บทคัดย่องานวิจัย

Effect of pH on pressure and thermal inactivation of avocado polyphenol oxidase: a kinetic study.

Carla A. Weemaes, Linda R. Ludikhuyze, Ilse Van den Broeck and Marc E. Hendrickx

Journal of Agricultural and Food Chemistry. Volume 46, Number 7, July 1998. Pages 2785-2792.

1998

บทคัดย่อ

Effect of pH on pressure and thermal inactivation of avocado polyphenol oxidase: a kinetic study.

High-pressure and thermal inactivations of avocado polyphenol oxidase (PPO) were studied for enzyme systems with pH 4-8. Both pressure and temperature inactivation of the enzyme followed first-order kinetics in the pH range 5-8 but showed deviation from simple first-order kinetics at pH 4. Threshold pressure and temperature for PPO inactivation, as well as pressure and temperature dependence of the inactivation rate constants, were influenced by pH. The minimum inactivation pressure increased from approximately 450 MPa at pH 4 to approximately 850 MPa at pH8. The threshold temperature increased from approximately 40 at pH to approximately 65 degrees C at pH 6 and was approximately constant at higher pH values.

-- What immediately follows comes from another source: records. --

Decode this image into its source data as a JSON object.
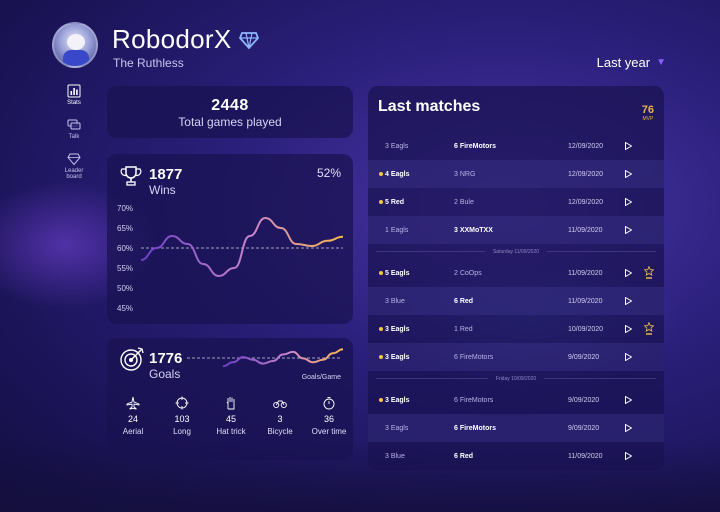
{
  "profile": {
    "name": "RobodorX",
    "title": "The Ruthless",
    "rank_icon": "diamond-icon"
  },
  "period": {
    "label": "Last year"
  },
  "nav": [
    {
      "label": "Stats",
      "icon": "bar-chart-icon",
      "active": true
    },
    {
      "label": "Talk",
      "icon": "chat-icon",
      "active": false
    },
    {
      "label": "Leader board",
      "icon": "diamond-icon",
      "active": false
    }
  ],
  "total": {
    "value": "2448",
    "label": "Total games played"
  },
  "wins": {
    "value": "1877",
    "label": "Wins",
    "percent": "52%",
    "chart_data": {
      "type": "line",
      "yticks": [
        "70%",
        "65%",
        "60%",
        "55%",
        "50%",
        "45%"
      ],
      "ylim": [
        45,
        70
      ],
      "reference": 60,
      "values": [
        57,
        60,
        63,
        61,
        56,
        53,
        55,
        63,
        67.5,
        65,
        61,
        60.5,
        61.8,
        62.8
      ]
    }
  },
  "goals": {
    "value": "1776",
    "label": "Goals",
    "sublabel": "Goals/Game",
    "trend": [
      0.3,
      0.45,
      0.65,
      0.55,
      0.4,
      0.5,
      0.75,
      0.85,
      0.6,
      0.45,
      0.55,
      0.8,
      0.95
    ],
    "stats": [
      {
        "icon": "airplane-icon",
        "value": "24",
        "label": "Aerial"
      },
      {
        "icon": "crosshair-icon",
        "value": "103",
        "label": "Long"
      },
      {
        "icon": "hand-icon",
        "value": "45",
        "label": "Hat trick"
      },
      {
        "icon": "bicycle-icon",
        "value": "3",
        "label": "Bicycle"
      },
      {
        "icon": "stopwatch-icon",
        "value": "36",
        "label": "Over time"
      }
    ]
  },
  "matches": {
    "title": "Last matches",
    "mvp_count": "76",
    "mvp_label": "MVP",
    "rows": [
      {
        "team_a": "3 Eagls",
        "team_b": "6 FireMotors",
        "winner": "b",
        "date": "12/09/2020",
        "dot": false,
        "mvp": false
      },
      {
        "team_a": "4 Eagls",
        "team_b": "3 NRG",
        "winner": "a",
        "date": "12/09/2020",
        "dot": true,
        "mvp": false
      },
      {
        "team_a": "5 Red",
        "team_b": "2 Bule",
        "winner": "a",
        "date": "12/09/2020",
        "dot": true,
        "mvp": false
      },
      {
        "team_a": "1 Eagls",
        "team_b": "3 XXMoTXX",
        "winner": "b",
        "date": "11/09/2020",
        "dot": false,
        "mvp": false
      },
      {
        "divider": "Saturday 11/09/2020"
      },
      {
        "team_a": "5 Eagls",
        "team_b": "2 CoOps",
        "winner": "a",
        "date": "11/09/2020",
        "dot": true,
        "mvp": true
      },
      {
        "team_a": "3 Blue",
        "team_b": "6 Red",
        "winner": "b",
        "date": "11/09/2020",
        "dot": false,
        "mvp": false
      },
      {
        "team_a": "3 Eagls",
        "team_b": "1 Red",
        "winner": "a",
        "date": "10/09/2020",
        "dot": true,
        "mvp": true
      },
      {
        "team_a": "3 Eagls",
        "team_b": "6 FireMotors",
        "winner": "a",
        "date": "9/09/2020",
        "dot": true,
        "mvp": false
      },
      {
        "divider": "Friday 10/09/2020"
      },
      {
        "team_a": "3 Eagls",
        "team_b": "6 FireMotors",
        "winner": "a",
        "date": "9/09/2020",
        "dot": true,
        "mvp": false
      },
      {
        "team_a": "3 Eagls",
        "team_b": "6 FireMotors",
        "winner": "b",
        "date": "9/09/2020",
        "dot": false,
        "mvp": false
      },
      {
        "team_a": "3 Blue",
        "team_b": "6 Red",
        "winner": "b",
        "date": "11/09/2020",
        "dot": false,
        "mvp": false
      }
    ]
  },
  "colors": {
    "accent": "#8a5cff",
    "gold": "#f3c54a",
    "line_start": "#7a4fd6",
    "line_end": "#f6b84a"
  }
}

The z(p) value and the absolute value of the activation volume both reflecting the pressure dependency of the inactivation rate constant, respectively increased and decreased with increasing pH, in the pH range 5-8. The z(t) value and activation energy, both reflecting the temperature dependency of the inactivation rate constant, respectively decreased and increased with increasing pH in the pH range 5-7. At pH 8, the activation energy was slightly lowered.